Mediation Explained

mediation graphicWHAT IS MEDIATION?

Mediation is a form of negotiation: the parties reach agreement voluntarily and thus retain the power to set the agenda for discussion and the ultimate agreement reached between them.  The neutral mediator, unlike a judge, acts as a catalyst for this process; he or she can’t compel disclosure of information, and doesn’t  render a judgment after hearing from the parties.  The mediator serves as a “go between.”  He or she funnels information, proposals and counter-proposals between the parties until an agreement is reached.


  1. Closure:  The case is over, usually a quick resolution following a mutual agreement that avoids uncertainty of trial results.
  2. Control of outcome: Result not decided by 12 strangers on a jury. The mediation process is confidential, and if an agreement is reached, the terms become enforceable by a court. 
  3. Parties get their “day in court” without a judge or jury making decisions.
  4. Litigation costs are controlled, since mediations are generally short, while trials are lengthy and expensive.
  5. Credibility: Agreeing to mediation shows that defendant is willing to take responsibility for his or her actions which caused someone to suffer damages.
  6. Process is not adversarial: The focus of mediation is on compromise through negotiation and persuasion. The purpose of the mediation session is to evaluate the potential risks which continued litigation presents, not just focus on who is right or wrong.

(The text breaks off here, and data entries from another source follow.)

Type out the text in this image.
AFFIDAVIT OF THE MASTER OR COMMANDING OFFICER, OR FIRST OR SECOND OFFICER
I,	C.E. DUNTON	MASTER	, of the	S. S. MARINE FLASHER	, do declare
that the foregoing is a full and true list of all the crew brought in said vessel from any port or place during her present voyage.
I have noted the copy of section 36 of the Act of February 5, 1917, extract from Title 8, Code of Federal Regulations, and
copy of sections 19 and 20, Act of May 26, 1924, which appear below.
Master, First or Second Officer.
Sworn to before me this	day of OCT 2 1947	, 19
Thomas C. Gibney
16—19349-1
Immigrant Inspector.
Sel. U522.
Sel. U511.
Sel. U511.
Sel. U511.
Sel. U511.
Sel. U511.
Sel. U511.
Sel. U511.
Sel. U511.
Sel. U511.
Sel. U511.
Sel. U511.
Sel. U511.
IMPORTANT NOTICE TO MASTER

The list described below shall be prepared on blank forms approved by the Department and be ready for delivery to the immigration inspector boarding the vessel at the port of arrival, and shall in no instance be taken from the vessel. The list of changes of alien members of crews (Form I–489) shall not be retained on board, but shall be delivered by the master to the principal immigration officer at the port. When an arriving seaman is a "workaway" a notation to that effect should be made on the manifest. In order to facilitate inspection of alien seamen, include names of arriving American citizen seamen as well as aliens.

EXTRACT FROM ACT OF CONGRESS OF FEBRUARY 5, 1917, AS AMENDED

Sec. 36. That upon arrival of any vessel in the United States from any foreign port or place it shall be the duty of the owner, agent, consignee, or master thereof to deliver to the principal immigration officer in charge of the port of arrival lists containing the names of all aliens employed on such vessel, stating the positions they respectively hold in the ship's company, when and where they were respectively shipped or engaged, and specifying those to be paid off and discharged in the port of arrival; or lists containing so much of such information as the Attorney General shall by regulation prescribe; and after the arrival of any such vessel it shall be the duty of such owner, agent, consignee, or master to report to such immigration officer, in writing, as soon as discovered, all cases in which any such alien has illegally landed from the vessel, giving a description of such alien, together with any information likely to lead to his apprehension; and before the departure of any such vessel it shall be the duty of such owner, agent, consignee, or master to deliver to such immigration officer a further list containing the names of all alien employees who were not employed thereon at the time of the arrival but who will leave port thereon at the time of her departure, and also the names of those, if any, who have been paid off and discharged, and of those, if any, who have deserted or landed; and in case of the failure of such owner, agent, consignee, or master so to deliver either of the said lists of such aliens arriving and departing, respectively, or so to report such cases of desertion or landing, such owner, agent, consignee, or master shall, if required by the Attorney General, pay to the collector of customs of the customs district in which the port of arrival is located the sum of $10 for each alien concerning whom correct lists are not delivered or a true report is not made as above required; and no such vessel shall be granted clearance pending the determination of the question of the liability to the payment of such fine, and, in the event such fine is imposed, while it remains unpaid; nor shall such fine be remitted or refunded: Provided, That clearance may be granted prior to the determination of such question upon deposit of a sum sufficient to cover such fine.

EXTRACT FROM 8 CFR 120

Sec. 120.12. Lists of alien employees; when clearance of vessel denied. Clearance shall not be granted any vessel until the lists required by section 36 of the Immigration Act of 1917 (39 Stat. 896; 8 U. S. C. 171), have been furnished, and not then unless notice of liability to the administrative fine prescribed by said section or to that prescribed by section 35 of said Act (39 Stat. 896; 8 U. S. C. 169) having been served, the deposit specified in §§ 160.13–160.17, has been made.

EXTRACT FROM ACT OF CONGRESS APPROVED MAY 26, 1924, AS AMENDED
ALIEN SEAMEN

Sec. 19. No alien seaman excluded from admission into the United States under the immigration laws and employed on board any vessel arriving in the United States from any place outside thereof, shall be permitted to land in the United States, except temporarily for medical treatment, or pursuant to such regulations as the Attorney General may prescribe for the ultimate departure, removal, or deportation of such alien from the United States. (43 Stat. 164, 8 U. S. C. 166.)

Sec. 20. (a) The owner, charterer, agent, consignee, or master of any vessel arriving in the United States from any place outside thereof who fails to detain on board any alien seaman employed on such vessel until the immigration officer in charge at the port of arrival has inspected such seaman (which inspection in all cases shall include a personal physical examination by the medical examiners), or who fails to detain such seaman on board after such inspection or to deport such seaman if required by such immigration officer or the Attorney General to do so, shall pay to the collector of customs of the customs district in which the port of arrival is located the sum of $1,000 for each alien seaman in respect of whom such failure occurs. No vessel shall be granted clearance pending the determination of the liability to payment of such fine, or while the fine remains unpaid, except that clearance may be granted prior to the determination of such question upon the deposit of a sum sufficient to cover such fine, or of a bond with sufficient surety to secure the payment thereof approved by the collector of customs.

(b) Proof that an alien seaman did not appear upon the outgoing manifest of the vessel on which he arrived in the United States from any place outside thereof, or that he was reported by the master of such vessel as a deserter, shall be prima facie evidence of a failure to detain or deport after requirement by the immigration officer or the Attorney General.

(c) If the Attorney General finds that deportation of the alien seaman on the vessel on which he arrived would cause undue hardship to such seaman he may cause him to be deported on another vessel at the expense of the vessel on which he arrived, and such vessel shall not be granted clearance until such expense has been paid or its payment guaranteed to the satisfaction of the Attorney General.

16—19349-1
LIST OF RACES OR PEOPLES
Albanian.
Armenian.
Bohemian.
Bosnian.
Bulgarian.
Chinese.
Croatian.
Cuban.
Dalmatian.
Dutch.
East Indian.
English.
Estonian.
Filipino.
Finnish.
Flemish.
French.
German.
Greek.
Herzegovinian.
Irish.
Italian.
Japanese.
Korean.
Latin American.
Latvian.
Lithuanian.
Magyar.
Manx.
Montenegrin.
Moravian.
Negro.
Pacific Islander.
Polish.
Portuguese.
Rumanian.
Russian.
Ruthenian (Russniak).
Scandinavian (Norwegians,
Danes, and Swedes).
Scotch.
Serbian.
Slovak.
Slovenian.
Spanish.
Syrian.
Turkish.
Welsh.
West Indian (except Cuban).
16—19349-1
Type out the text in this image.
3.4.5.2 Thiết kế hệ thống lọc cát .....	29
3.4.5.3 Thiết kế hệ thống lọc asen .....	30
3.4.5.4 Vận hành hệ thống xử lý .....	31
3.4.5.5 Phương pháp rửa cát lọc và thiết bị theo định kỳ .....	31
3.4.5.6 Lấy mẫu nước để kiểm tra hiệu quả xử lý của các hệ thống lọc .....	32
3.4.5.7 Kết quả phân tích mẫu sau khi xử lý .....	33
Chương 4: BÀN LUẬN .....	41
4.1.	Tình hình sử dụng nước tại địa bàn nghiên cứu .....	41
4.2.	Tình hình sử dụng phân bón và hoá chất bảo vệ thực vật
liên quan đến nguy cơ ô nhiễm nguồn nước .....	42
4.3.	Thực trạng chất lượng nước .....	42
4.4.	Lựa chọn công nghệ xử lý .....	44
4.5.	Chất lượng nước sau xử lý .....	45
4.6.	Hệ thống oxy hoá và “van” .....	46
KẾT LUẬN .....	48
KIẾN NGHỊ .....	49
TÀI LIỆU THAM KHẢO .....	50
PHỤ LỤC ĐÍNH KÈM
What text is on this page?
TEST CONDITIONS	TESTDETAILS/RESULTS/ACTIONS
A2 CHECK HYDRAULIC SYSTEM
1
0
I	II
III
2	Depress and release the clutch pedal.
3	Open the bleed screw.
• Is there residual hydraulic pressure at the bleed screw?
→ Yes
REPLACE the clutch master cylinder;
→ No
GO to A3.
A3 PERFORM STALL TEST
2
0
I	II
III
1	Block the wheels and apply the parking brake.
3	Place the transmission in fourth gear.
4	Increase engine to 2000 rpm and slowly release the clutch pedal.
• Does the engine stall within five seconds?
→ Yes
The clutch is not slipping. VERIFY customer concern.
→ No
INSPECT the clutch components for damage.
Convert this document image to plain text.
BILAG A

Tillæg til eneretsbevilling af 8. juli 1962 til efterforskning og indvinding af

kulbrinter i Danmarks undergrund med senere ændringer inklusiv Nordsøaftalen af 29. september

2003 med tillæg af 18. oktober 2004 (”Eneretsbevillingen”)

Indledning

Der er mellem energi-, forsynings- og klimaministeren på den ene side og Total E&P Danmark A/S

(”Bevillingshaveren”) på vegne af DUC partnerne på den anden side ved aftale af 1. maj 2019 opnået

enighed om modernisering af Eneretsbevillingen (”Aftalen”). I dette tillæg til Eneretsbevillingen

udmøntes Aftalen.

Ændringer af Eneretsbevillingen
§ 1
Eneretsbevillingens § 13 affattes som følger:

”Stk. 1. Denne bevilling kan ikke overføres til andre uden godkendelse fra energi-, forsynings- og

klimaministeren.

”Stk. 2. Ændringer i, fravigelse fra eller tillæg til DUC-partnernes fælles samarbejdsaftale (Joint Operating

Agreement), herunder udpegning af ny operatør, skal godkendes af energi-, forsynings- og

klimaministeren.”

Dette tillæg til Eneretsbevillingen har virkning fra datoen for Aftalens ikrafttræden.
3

Either side may propose entering into mediation, or mediation may be court-ordered.  A mediator is selected by the parties and a mutually agreeable mediation date is arranged - - clients with ultimate authority to make compromises and settle the matter must be at mediation for it to be effective.  Plaintiff must attend in person.

Both sides have the option to submit pre-mediation letters to outline issues for the mediator.  Parties may choose to share pre-mediation letters with each other or not.  If letters are not shared, Parties may indicate to the mediator that certain portions of the letters should remain confidential, even at mediation.

Joint sessions may be held with all parties and participants present, but not always.  The choice and format of a joint session varies according to the wishes of the parties and/or the judgment of the mediator. One goal of a joint session is to establish good rapport between the participants.  The tone set during the joint session can be a powerful influence on the outcome of the mediation.  If the true goal of the parties is mutual compromise, a conciliatory tone is important to establish in joint session.

Caucusing.  Following a joint session (if any) the mediator meets with the Parties separately.  Caucusing usually begins with discussion between the mediator and the injured party to review the liability facts and damages.  This is the best chance for the injured party to be heard.  The mediator subsequently meets with the opposition and goes over the strong and weak points of each side’s case.  Defendants usually provide the mediator with their own “best-case result” if the matter were to proceed to trial.

Mediator may ask both sides “devil’s advocate” type questions – how much will it cost to try the case?  What are the changes of success/failure on issues in the case?  What would a jury do for Plaintiff on his best day?  What’s the probable best result the Defendant might expect?  What’s the value of settling today versus unknown trial result in two years?  In the event of an adverse verdict, is an appeal likely and how long would that take? 

At the conclusion of a successful mediation, the parties sign an agreement which details the terms of settlement.